Однако для Бодлера это движение принципиально обратимо. С его точки зрения, Сатане отнюдь не принадлежит последнее слово. Но вместе с тем оно не принадлежит и Богу. Вся суть именно в том, что в мире, который создал для себя Бодлер, такого — последнего — слова попросту не существует. Однажды он сформулировал свою жизненную дилемму: "Или стать христианином... или пустить себе пулю в лоб". Как мы могли убедиться, он не сделал ни того, ни другого, и причина, конечно, не столько в его слабоволии, сколько в стремлении сохранить и даже узаконить его: осудить и в то же время признать его право на существование. В этой двойственности весь Бодлер, в ней — ключ к его мироощущению и к его логике, которая подталкивает не к преодолению зла и не к тому, чтобы, махнув на все рукой, безвольно отдаться его стихии, но к тому, чтобы странным, на первый взгляд, образом установить тождество между злом и добром. В самом деле, если для христианского сознания зло онтологически представляет собой "умаление", "порчу" или "недостаток" добра (подобно тому как темнота есть недостаток света), то для Бодлера, скорее, оно оказывается специфической формой добра. Когда Бодлер заявляет, что Сатана — это "приемный отец" человечества, которое безжалостный Бог изгнал из земного рая, он вкладывает в эти слова сокровенный и чрезвычайно важный для него смысл.
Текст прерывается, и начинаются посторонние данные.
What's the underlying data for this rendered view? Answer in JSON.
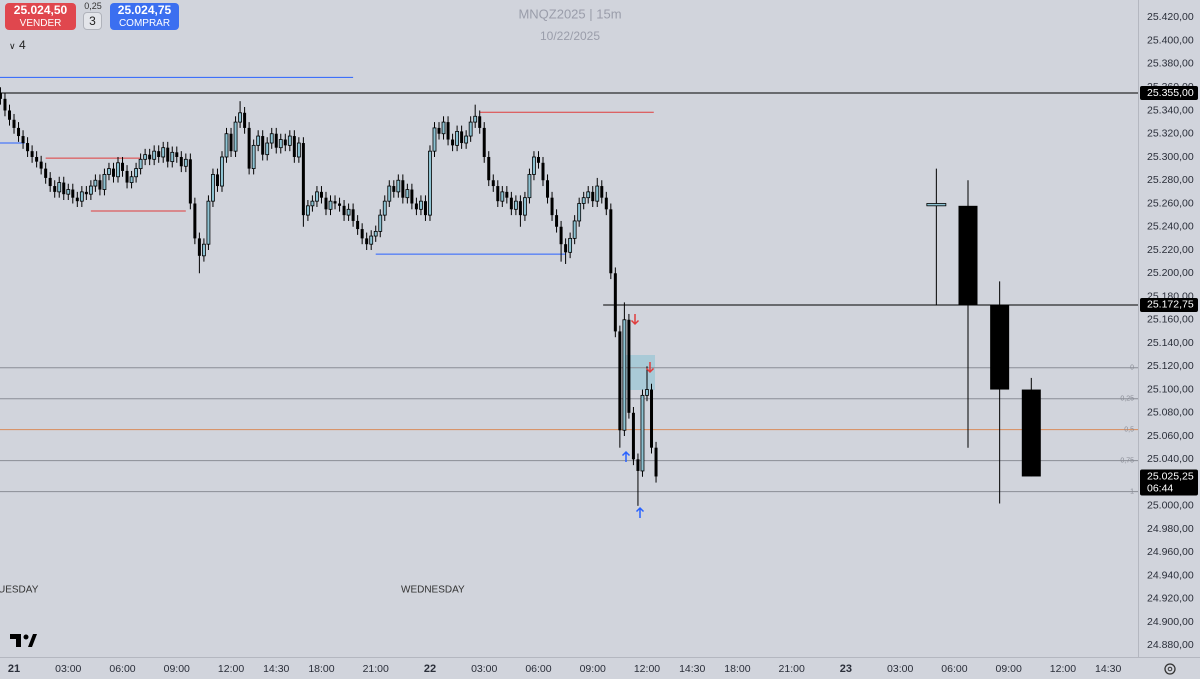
{
  "toolbar": {
    "sell_price": "25.024,50",
    "sell_label": "VENDER",
    "tick_size": "0,25",
    "quantity": "3",
    "buy_price": "25.024,75",
    "buy_label": "COMPRAR",
    "indicator_count": "4"
  },
  "chart_data": {
    "type": "candlestick",
    "title": "MNQZ2025  |  15m",
    "subtitle": "10/22/2025",
    "day_labels": [
      "UESDAY",
      "WEDNESDAY"
    ],
    "ylim": [
      24870,
      25435
    ],
    "xlim": [
      -3.1,
      248.6
    ],
    "yticks": [
      {
        "value": 25420,
        "label": "25.420,00"
      },
      {
        "value": 25400,
        "label": "25.400,00"
      },
      {
        "value": 25380,
        "label": "25.380,00"
      },
      {
        "value": 25360,
        "label": "25.360,00"
      },
      {
        "value": 25340,
        "label": "25.340,00"
      },
      {
        "value": 25320,
        "label": "25.320,00"
      },
      {
        "value": 25300,
        "label": "25.300,00"
      },
      {
        "value": 25280,
        "label": "25.280,00"
      },
      {
        "value": 25260,
        "label": "25.260,00"
      },
      {
        "value": 25240,
        "label": "25.240,00"
      },
      {
        "value": 25220,
        "label": "25.220,00"
      },
      {
        "value": 25200,
        "label": "25.200,00"
      },
      {
        "value": 25180,
        "label": "25.180,00"
      },
      {
        "value": 25160,
        "label": "25.160,00"
      },
      {
        "value": 25140,
        "label": "25.140,00"
      },
      {
        "value": 25120,
        "label": "25.120,00"
      },
      {
        "value": 25100,
        "label": "25.100,00"
      },
      {
        "value": 25080,
        "label": "25.080,00"
      },
      {
        "value": 25060,
        "label": "25.060,00"
      },
      {
        "value": 25040,
        "label": "25.040,00"
      },
      {
        "value": 25020,
        "label": "25.020,00"
      },
      {
        "value": 25000,
        "label": "25.000,00"
      },
      {
        "value": 24980,
        "label": "24.980,00"
      },
      {
        "value": 24960,
        "label": "24.960,00"
      },
      {
        "value": 24940,
        "label": "24.940,00"
      },
      {
        "value": 24920,
        "label": "24.920,00"
      },
      {
        "value": 24900,
        "label": "24.900,00"
      },
      {
        "value": 24880,
        "label": "24.880,00"
      }
    ],
    "xticks": [
      {
        "value": 0,
        "label": "21"
      },
      {
        "value": 12,
        "label": "03:00"
      },
      {
        "value": 24,
        "label": "06:00"
      },
      {
        "value": 36,
        "label": "09:00"
      },
      {
        "value": 48,
        "label": "12:00"
      },
      {
        "value": 58,
        "label": "14:30"
      },
      {
        "value": 68,
        "label": "18:00"
      },
      {
        "value": 80,
        "label": "21:00"
      },
      {
        "value": 92,
        "label": "22"
      },
      {
        "value": 104,
        "label": "03:00"
      },
      {
        "value": 116,
        "label": "06:00"
      },
      {
        "value": 128,
        "label": "09:00"
      },
      {
        "value": 140,
        "label": "12:00"
      },
      {
        "value": 150,
        "label": "14:30"
      },
      {
        "value": 160,
        "label": "18:00"
      },
      {
        "value": 172,
        "label": "21:00"
      },
      {
        "value": 184,
        "label": "23"
      },
      {
        "value": 196,
        "label": "03:00"
      },
      {
        "value": 208,
        "label": "06:00"
      },
      {
        "value": 220,
        "label": "09:00"
      },
      {
        "value": 232,
        "label": "12:00"
      },
      {
        "value": 242,
        "label": "14:30"
      }
    ],
    "series": [
      {
        "up_color": "#8ec3d3",
        "down_color": "#000000",
        "body_width": 3,
        "x": [
          -3,
          -2,
          -1,
          0,
          1,
          2,
          3,
          4,
          5,
          6,
          7,
          8,
          9,
          10,
          11,
          12,
          13,
          14,
          15,
          16,
          17,
          18,
          19,
          20,
          21,
          22,
          23,
          24,
          25,
          26,
          27,
          28,
          29,
          30,
          31,
          32,
          33,
          34,
          35,
          36,
          37,
          38,
          39,
          40,
          41,
          42,
          43,
          44,
          45,
          46,
          47,
          48,
          49,
          50,
          51,
          52,
          53,
          54,
          55,
          56,
          57,
          58,
          59,
          60,
          61,
          62,
          63,
          64,
          65,
          66,
          67,
          68,
          69,
          70,
          71,
          72,
          73,
          74,
          75,
          76,
          77,
          78,
          79,
          80,
          81,
          82,
          83,
          84,
          85,
          86,
          87,
          88,
          89,
          90,
          91,
          92,
          93,
          94,
          95,
          96,
          97,
          98,
          99,
          100,
          101,
          102,
          103,
          104,
          105,
          106,
          107,
          108,
          109,
          110,
          111,
          112,
          113,
          114,
          115,
          116,
          117,
          118,
          119,
          120,
          121,
          122,
          123,
          124,
          125,
          126,
          127,
          128,
          129,
          130,
          131,
          132,
          133,
          134,
          135,
          136,
          137,
          138,
          139,
          140,
          141,
          142
        ],
        "open": [
          25355,
          25350,
          25340,
          25332,
          25325,
          25318,
          25312,
          25305,
          25300,
          25296,
          25290,
          25282,
          25275,
          25270,
          25278,
          25268,
          25272,
          25265,
          25262,
          25270,
          25268,
          25275,
          25280,
          25272,
          25285,
          25290,
          25283,
          25295,
          25288,
          25278,
          25283,
          25290,
          25298,
          25302,
          25298,
          25305,
          25300,
          25308,
          25296,
          25304,
          25300,
          25292,
          25298,
          25260,
          25230,
          25215,
          25225,
          25262,
          25285,
          25275,
          25300,
          25320,
          25305,
          25330,
          25338,
          25325,
          25290,
          25310,
          25318,
          25302,
          25312,
          25320,
          25308,
          25315,
          25310,
          25318,
          25300,
          25312,
          25250,
          25258,
          25262,
          25270,
          25265,
          25255,
          25262,
          25260,
          25258,
          25250,
          25255,
          25245,
          25238,
          25230,
          25225,
          25232,
          25236,
          25250,
          25262,
          25275,
          25270,
          25280,
          25265,
          25272,
          25260,
          25255,
          25262,
          25250,
          25305,
          25325,
          25320,
          25330,
          25315,
          25310,
          25322,
          25312,
          25318,
          25330,
          25335,
          25325,
          25300,
          25280,
          25275,
          25262,
          25270,
          25265,
          25255,
          25262,
          25250,
          25265,
          25285,
          25300,
          25295,
          25280,
          25265,
          25250,
          25240,
          25225,
          25218,
          25230,
          25245,
          25260,
          25265,
          25270,
          25262,
          25275,
          25265,
          25255,
          25200,
          25150,
          25065,
          25160,
          25080,
          25040,
          25030,
          25095,
          25100,
          25050
        ],
        "high": [
          25360,
          25355,
          25345,
          25337,
          25330,
          25323,
          25317,
          25310,
          25305,
          25301,
          25295,
          25287,
          25280,
          25283,
          25283,
          25277,
          25277,
          25270,
          25275,
          25275,
          25280,
          25285,
          25285,
          25290,
          25295,
          25295,
          25300,
          25300,
          25293,
          25288,
          25295,
          25303,
          25307,
          25307,
          25310,
          25310,
          25313,
          25313,
          25309,
          25309,
          25305,
          25303,
          25303,
          25265,
          25235,
          25230,
          25267,
          25290,
          25290,
          25305,
          25325,
          25325,
          25335,
          25348,
          25343,
          25330,
          25315,
          25323,
          25323,
          25317,
          25325,
          25325,
          25320,
          25320,
          25323,
          25323,
          25317,
          25317,
          25263,
          25267,
          25275,
          25275,
          25270,
          25267,
          25267,
          25265,
          25263,
          25260,
          25260,
          25250,
          25243,
          25235,
          25237,
          25241,
          25255,
          25267,
          25280,
          25280,
          25285,
          25285,
          25277,
          25277,
          25265,
          25267,
          25267,
          25310,
          25330,
          25330,
          25335,
          25335,
          25320,
          25327,
          25327,
          25323,
          25335,
          25345,
          25340,
          25330,
          25305,
          25285,
          25280,
          25275,
          25275,
          25270,
          25267,
          25267,
          25270,
          25290,
          25305,
          25305,
          25300,
          25285,
          25270,
          25255,
          25245,
          25230,
          25235,
          25250,
          25265,
          25270,
          25275,
          25275,
          25282,
          25280,
          25270,
          25260,
          25205,
          25155,
          25175,
          25165,
          25085,
          25045,
          25100,
          25120,
          25105,
          25055
        ],
        "low": [
          25345,
          25335,
          25327,
          25320,
          25313,
          25307,
          25300,
          25295,
          25291,
          25285,
          25277,
          25270,
          25265,
          25265,
          25263,
          25263,
          25260,
          25257,
          25257,
          25263,
          25263,
          25270,
          25267,
          25267,
          25280,
          25278,
          25278,
          25283,
          25273,
          25273,
          25278,
          25285,
          25293,
          25293,
          25293,
          25295,
          25295,
          25291,
          25291,
          25295,
          25287,
          25287,
          25255,
          25225,
          25200,
          25210,
          25220,
          25257,
          25270,
          25270,
          25295,
          25300,
          25300,
          25325,
          25320,
          25285,
          25285,
          25305,
          25297,
          25297,
          25307,
          25303,
          25303,
          25305,
          25305,
          25295,
          25295,
          25240,
          25245,
          25253,
          25257,
          25260,
          25250,
          25250,
          25255,
          25253,
          25245,
          25245,
          25240,
          25233,
          25225,
          25220,
          25220,
          25227,
          25231,
          25245,
          25257,
          25265,
          25265,
          25260,
          25260,
          25255,
          25250,
          25250,
          25245,
          25245,
          25300,
          25315,
          25315,
          25310,
          25305,
          25305,
          25307,
          25307,
          25313,
          25325,
          25320,
          25295,
          25275,
          25270,
          25257,
          25257,
          25260,
          25250,
          25250,
          25240,
          25245,
          25260,
          25280,
          25290,
          25275,
          25260,
          25245,
          25235,
          25210,
          25208,
          25213,
          25225,
          25240,
          25255,
          25260,
          25257,
          25257,
          25260,
          25250,
          25195,
          25145,
          25050,
          25060,
          25075,
          25035,
          25000,
          25025,
          25090,
          25045,
          25020
        ],
        "close": [
          25350,
          25340,
          25332,
          25325,
          25318,
          25312,
          25305,
          25300,
          25296,
          25290,
          25282,
          25275,
          25270,
          25278,
          25268,
          25272,
          25265,
          25262,
          25270,
          25268,
          25275,
          25280,
          25272,
          25285,
          25290,
          25283,
          25295,
          25288,
          25278,
          25283,
          25290,
          25298,
          25302,
          25298,
          25305,
          25300,
          25308,
          25296,
          25304,
          25300,
          25292,
          25298,
          25260,
          25230,
          25215,
          25225,
          25262,
          25285,
          25275,
          25300,
          25320,
          25305,
          25330,
          25338,
          25325,
          25290,
          25310,
          25318,
          25302,
          25312,
          25320,
          25308,
          25315,
          25310,
          25318,
          25300,
          25312,
          25250,
          25258,
          25262,
          25270,
          25265,
          25255,
          25262,
          25260,
          25258,
          25250,
          25255,
          25245,
          25238,
          25230,
          25225,
          25232,
          25236,
          25250,
          25262,
          25275,
          25270,
          25280,
          25265,
          25272,
          25260,
          25255,
          25262,
          25250,
          25305,
          25325,
          25320,
          25330,
          25315,
          25310,
          25322,
          25312,
          25318,
          25330,
          25335,
          25325,
          25300,
          25280,
          25275,
          25262,
          25270,
          25265,
          25255,
          25262,
          25250,
          25265,
          25285,
          25300,
          25295,
          25280,
          25265,
          25250,
          25240,
          25225,
          25218,
          25230,
          25245,
          25260,
          25265,
          25270,
          25262,
          25275,
          25265,
          25255,
          25200,
          25150,
          25065,
          25160,
          25080,
          25040,
          25030,
          25095,
          25100,
          25050,
          25025.25
        ]
      },
      {
        "up_color": "#8ec3d3",
        "down_color": "#000000",
        "body_width": 19,
        "x": [
          204,
          211,
          218,
          225
        ],
        "open": [
          25258,
          25258,
          25172.75,
          25100
        ],
        "high": [
          25290,
          25280,
          25193,
          25110
        ],
        "low": [
          25172.75,
          25050,
          25002,
          25025.25
        ],
        "close": [
          25260,
          25172.75,
          25100,
          25025.25
        ]
      }
    ],
    "levels": [
      {
        "value": 25368.5,
        "color": "#2962ff",
        "from": -3.1,
        "to": 75
      },
      {
        "value": 25355,
        "color": "#000000",
        "from": -3.1,
        "to": 248.6
      },
      {
        "value": 25338.5,
        "color": "#e03c3c",
        "from": 103,
        "to": 141.5
      },
      {
        "value": 25312,
        "color": "#2962ff",
        "from": -3.1,
        "to": 2.4
      },
      {
        "value": 25299,
        "color": "#e03c3c",
        "from": 7,
        "to": 28
      },
      {
        "value": 25253.5,
        "color": "#e03c3c",
        "from": 17,
        "to": 38
      },
      {
        "value": 25216.5,
        "color": "#2962ff",
        "from": 80,
        "to": 122
      },
      {
        "value": 25172.75,
        "color": "#000000",
        "from": 130.3,
        "to": 248.6
      }
    ],
    "fib": {
      "top": 25118.75,
      "bottom": 25012.25,
      "ratios": [
        0,
        {
          "value": 0.25,
          "label": "0,25"
        },
        {
          "value": 0.5,
          "label": "0,5"
        },
        {
          "value": 0.75,
          "label": "0,75"
        },
        1
      ],
      "colors": [
        "#8a8d96",
        "#8a8d96",
        "#d98b5a",
        "#8a8d96",
        "#8a8d96"
      ]
    },
    "price_tags": [
      {
        "value": 25355,
        "label": "25.355,00"
      },
      {
        "value": 25172.75,
        "label": "25.172,75"
      },
      {
        "value": 25025.25,
        "label": "25.025,25",
        "countdown": "06:44"
      }
    ]
  }
}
Бог несомненно занимает все помыслы Бодлера, его "прекрасной душой" всецело владеет стремление приобщиться к полноте идеала, слиться с "абсолютом", с "беспредельным", с "неведомым" и "недоступным" — с тем, что он именует "вечностью". Однако, во-первых, такое приобщение, как сказано в стихотворении "Жажда небытия", принципиально противостоит всякой "надежде" здесь, на земле ("О дух сраженный мой, ты стал на чувства скуп: Нет вкуса ни к любви, ни к спорту, ни к разбою... / "Прощай!" — ты говоришь литаврам и гобою; / Там, где пылал огонь, стоит лишь дыма клуб... Весенний нежный мир уродлив стал и груб". — Пер. В. Шора, во-вторых, соответственно, оно мыслится как паническое бегство от земного мира ("Безмерность не вместив в сознание свое, / Я жажду стать ничем, уйти в небытие..." — Пер. В. Шора), в-третьих, вожделенная "вечность" рисуется Бодлеру не как нечто этически позитивное, но именно как "небытие", как этически индифферентная, хотя и пугающая, "бездна", "темная пропасть", и, наконец, в-четвертых, сама жажда этой вечности-небытия оказывается у Бодлера настолько сильной, что, не признавая ни препятствий, ни отсрочек, требует немедленного и безусловного удовлетворения —"здесь и теперь".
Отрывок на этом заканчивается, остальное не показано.